Le sfide, sempre nuove, sono il pane quotidiano di Maria Federica Maestri e Francesco Pititto, ovvero Lenz Rifrazioni, storica compagnia parmense da poco diventata Fondazione. Al centro del loro lavoro c'è sempre la persona, inclusi i cosiddetti “attori sensibili”, pazienti con disabilità psichica e intellettiva coi quali la coppia, assieme agli altri componenti storici, lavora da anni.
La sfida in corso – mentre altre si profilano, come il “Macbeth” per il Festival Verdi 2016 – li vede cimentarsi con un progetto biennale strutturato in otto episodi scenici intorno al poema ariostesco “Orlando Furioso” pensato per luoghi artistici e monumentali non teatrali. I primi due episodi de “Il Furioso – La Fuga” e “L'Isola”, hanno trovato un significativo spazio interlocutorio all'interno dell'immensa collezione di oggetti e utensili del Museo etnografico di Ettore Guatelli, diventato contenitore ideale di versi in libertà e in dialogo – una struttura testuale di base su cui si sono innestati i versi degli interpreti sensibili - affidati a questi soggetti portatori di un vissuto di “espropriati”. Come lo sono, nel Museo, i sessantamila arnesi raccolti e accumulati, apparentemente senza valore e utilità. “La forma dell'impossibile messinscena del poema – spiega Maestri – è una raccolta di soggetti in fuga, da se stessi e dalla propria funzionalità normativa, la “messa in mostra” del soggetto irreparabile e non riparato come esigeva Guatelli dai suoi amati ‘arnesi'– ma posto, collocato con amore e ostinazione sulla parete poetica”. Si entra nel cortile all'aperto del Museo dove tre grandi schermi proiettano scene filmiche di Angelica tra i campi, in fuga dall'uomo che la deride e le corre dietro. L'apparizione dietro e davanti allo schermo riportano paladini dall'identità negata, che indossano come elmo un casco da boxer con una coda di piume dai diversi colori.
Il primo a presentarsi, nel suo lento e distaccato incedere, è Orlando, specificando di essere il Furioso, che dichiara l'amore per Angelica da lei invece negato.

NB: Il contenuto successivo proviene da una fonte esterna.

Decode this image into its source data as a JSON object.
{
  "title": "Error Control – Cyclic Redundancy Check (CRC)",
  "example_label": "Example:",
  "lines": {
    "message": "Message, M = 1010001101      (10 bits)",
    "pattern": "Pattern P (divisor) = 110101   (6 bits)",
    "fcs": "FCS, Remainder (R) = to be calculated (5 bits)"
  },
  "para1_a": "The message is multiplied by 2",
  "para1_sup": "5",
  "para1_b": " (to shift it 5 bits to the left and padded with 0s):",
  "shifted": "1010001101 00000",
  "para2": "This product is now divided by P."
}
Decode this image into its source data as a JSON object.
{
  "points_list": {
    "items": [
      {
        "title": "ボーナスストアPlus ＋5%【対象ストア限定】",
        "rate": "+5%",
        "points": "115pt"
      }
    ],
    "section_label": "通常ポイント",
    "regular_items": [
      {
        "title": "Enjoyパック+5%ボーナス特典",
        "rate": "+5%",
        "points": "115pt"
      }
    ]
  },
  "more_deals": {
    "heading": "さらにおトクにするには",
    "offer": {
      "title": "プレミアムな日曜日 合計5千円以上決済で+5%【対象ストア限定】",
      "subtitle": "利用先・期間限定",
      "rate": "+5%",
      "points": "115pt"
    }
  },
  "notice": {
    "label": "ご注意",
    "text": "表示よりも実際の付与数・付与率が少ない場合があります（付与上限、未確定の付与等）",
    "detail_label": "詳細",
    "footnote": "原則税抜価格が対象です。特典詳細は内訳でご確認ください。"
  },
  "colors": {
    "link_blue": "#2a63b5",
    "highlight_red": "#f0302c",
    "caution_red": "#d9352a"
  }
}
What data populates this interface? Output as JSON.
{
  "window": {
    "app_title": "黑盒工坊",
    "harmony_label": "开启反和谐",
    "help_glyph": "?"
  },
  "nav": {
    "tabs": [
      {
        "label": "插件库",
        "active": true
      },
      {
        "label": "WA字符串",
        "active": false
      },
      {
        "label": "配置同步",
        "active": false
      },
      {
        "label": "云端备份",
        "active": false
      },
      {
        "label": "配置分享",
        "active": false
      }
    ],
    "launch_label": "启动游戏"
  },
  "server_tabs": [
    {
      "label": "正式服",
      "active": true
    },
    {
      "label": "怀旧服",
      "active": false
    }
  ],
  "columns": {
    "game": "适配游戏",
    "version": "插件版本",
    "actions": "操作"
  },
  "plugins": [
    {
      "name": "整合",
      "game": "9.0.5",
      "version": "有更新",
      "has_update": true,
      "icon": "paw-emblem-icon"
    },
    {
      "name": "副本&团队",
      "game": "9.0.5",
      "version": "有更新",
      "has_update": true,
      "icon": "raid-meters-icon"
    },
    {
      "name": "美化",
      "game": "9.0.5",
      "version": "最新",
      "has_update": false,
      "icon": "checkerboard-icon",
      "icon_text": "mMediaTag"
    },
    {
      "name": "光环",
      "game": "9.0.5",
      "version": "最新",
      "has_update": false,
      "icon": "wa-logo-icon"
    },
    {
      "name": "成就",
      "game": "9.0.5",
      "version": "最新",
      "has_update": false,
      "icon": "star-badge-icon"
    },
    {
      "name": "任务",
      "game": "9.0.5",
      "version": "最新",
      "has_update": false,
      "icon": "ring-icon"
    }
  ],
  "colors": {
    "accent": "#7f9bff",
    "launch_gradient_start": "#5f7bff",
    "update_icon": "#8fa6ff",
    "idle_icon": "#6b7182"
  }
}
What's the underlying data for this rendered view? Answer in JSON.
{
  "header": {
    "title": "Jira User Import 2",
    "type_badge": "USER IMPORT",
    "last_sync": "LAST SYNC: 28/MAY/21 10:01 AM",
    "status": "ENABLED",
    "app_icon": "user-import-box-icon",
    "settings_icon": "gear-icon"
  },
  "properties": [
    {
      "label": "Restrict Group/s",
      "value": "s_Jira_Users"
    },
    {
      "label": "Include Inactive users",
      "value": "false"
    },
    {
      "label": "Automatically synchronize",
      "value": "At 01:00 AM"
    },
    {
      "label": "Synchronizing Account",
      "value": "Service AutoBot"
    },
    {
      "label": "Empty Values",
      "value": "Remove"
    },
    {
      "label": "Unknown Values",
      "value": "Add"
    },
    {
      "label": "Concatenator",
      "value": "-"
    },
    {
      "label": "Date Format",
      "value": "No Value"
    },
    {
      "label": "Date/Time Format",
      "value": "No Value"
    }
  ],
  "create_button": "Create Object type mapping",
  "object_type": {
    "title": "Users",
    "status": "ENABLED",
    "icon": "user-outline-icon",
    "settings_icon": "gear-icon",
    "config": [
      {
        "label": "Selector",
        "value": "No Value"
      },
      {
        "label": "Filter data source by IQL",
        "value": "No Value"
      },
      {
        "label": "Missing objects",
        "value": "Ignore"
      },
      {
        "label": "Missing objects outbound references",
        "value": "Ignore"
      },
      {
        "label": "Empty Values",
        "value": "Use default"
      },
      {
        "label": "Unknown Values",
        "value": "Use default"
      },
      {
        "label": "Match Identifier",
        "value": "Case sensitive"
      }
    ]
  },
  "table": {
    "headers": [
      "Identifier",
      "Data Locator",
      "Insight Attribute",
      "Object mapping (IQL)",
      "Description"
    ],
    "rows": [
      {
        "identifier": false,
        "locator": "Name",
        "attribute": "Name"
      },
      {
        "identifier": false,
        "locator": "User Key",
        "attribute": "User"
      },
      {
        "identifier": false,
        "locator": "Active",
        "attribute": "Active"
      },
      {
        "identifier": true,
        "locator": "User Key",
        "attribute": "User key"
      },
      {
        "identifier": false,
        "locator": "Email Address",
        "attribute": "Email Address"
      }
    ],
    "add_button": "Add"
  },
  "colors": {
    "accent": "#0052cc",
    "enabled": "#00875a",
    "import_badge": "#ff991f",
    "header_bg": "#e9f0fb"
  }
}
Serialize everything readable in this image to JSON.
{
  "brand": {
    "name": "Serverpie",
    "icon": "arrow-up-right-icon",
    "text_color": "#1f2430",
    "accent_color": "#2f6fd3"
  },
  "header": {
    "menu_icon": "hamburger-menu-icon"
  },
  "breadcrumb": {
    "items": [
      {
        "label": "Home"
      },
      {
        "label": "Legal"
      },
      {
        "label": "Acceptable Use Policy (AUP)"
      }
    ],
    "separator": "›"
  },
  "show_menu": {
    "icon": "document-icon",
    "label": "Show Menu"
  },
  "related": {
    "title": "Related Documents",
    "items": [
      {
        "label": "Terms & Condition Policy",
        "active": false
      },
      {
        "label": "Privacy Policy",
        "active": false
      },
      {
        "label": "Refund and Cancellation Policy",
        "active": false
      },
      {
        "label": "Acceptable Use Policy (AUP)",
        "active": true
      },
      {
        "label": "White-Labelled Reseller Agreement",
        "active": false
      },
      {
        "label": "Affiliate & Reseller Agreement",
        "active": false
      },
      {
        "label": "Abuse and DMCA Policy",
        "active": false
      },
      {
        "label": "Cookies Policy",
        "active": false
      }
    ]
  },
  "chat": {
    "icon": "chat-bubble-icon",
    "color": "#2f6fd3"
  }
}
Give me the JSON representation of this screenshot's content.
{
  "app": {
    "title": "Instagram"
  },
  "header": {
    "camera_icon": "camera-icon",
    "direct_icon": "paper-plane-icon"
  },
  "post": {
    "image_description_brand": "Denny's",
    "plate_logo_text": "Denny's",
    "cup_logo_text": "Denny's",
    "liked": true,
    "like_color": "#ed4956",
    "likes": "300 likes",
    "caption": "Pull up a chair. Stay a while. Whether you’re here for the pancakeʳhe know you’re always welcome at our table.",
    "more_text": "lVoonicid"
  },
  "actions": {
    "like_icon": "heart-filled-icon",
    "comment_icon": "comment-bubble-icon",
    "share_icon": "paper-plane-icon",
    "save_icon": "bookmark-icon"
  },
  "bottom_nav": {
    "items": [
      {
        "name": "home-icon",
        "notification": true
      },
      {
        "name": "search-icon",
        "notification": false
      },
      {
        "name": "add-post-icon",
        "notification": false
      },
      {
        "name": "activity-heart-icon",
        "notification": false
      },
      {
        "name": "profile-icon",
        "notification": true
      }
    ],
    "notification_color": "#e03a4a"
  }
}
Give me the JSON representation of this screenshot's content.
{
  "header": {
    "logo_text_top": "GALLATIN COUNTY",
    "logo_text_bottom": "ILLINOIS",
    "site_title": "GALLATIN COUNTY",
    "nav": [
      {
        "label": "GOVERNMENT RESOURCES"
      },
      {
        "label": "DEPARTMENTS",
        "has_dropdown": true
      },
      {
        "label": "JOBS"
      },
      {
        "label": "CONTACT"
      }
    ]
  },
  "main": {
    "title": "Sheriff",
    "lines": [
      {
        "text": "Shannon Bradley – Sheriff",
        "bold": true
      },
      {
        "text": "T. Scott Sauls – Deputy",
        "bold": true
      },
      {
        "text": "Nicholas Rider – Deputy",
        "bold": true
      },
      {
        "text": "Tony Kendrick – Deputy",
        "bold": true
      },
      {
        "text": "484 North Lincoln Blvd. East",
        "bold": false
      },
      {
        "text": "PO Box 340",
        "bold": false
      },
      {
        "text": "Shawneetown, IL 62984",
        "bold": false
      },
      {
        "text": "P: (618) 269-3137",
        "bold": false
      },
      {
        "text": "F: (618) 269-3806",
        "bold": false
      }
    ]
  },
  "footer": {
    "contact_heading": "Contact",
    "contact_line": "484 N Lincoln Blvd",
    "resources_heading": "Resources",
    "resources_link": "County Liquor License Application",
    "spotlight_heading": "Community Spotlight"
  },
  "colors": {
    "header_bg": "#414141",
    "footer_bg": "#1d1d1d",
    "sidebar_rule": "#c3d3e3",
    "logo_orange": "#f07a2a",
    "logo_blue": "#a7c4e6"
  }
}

Armato quindi di spada corazza lancia e pugnale immaginari, s'appresta al suo cavallo che, nell'evocarlo, sembra lì presente. Nel prosieguo itinerante, tra cavalieri in corsa e altre proiezioni di ronzini di legno, si accede in semioscurità da alcune scale ad una delle stanze superiori dove ci sentiamo sopraffatti dalla meraviglia per le pareti ricoperte all'inverosimile di oggetti di ogni specie sapientemente ordinati. Qui Angelica, inseguita dai suoi oggetti amorosi, Orlando, Rinaldo, Ruggiero, Ferraù, Sacripante, sia cristiani che saraceni, trasfigurati nella serialità ossessiva di martelli, forconi, chiodi, uncini, forbici, falci, coltelli, è in perenne fuga dall'oggetto del piacere non voluto, e alla ricerca dell'unico corpo sentimentale desiderato: quello debole e ferito del giovane africano Medoro; e, struggente, la voce di Bradamante, la valorosa guerriera, che insegue il fuggitivo Ruggero di cui è innamorata, il saraceno che cavalca il suo fantastico Ippogrifo.
Un correre attorno, avanti e indietro, mentre elenca il senso del suo scappare: dalla burrasca e dal vento, dai bruti, dalla tristezza, dall'oppressione, dall'inedia, dall'oscurità. Parole che trovano una forte identificazione con l'interprete che le pronuncia. Ritornati all'esterno, ecco in trasparenza sullo schermo l'anziana Alcina in veste asiatica, la maga maligna che trasforma in piante e animali gli uomini che s'innamorano di lei. “Sono vecchia, ma bella”, ribadisce, “sono rinata e so ballare”, ossessionata dal desiderio di eterna giovinezza. E intanto ripete il gesto incantatore di prendere dei pesi che le vengono porti passandoli da una mano all'altra, mentre le sue parole, risuonano di emozionante verità.
“Progetto Lenz-Ausl 2015”. “Il Furioso – La Fuga”, drammaturgia e imagoturgia Francesco Pititto, installazione e regia Maria Federica Maestri, musica Andrea Azzali, performers Valentina Barbarini, Frank Berzieri, Marco Cavellini, Carlo Destro, Paolo Maccini, Delfina Rivieri, Federica Rosati, Vincenzo Salemi, Carlotta Spaggiari, Barbara Voghera. In collaborazione con Ausl di Parma. Al Museo Ettore Guatelli (Ozzano Taro di Collecchio, Parma).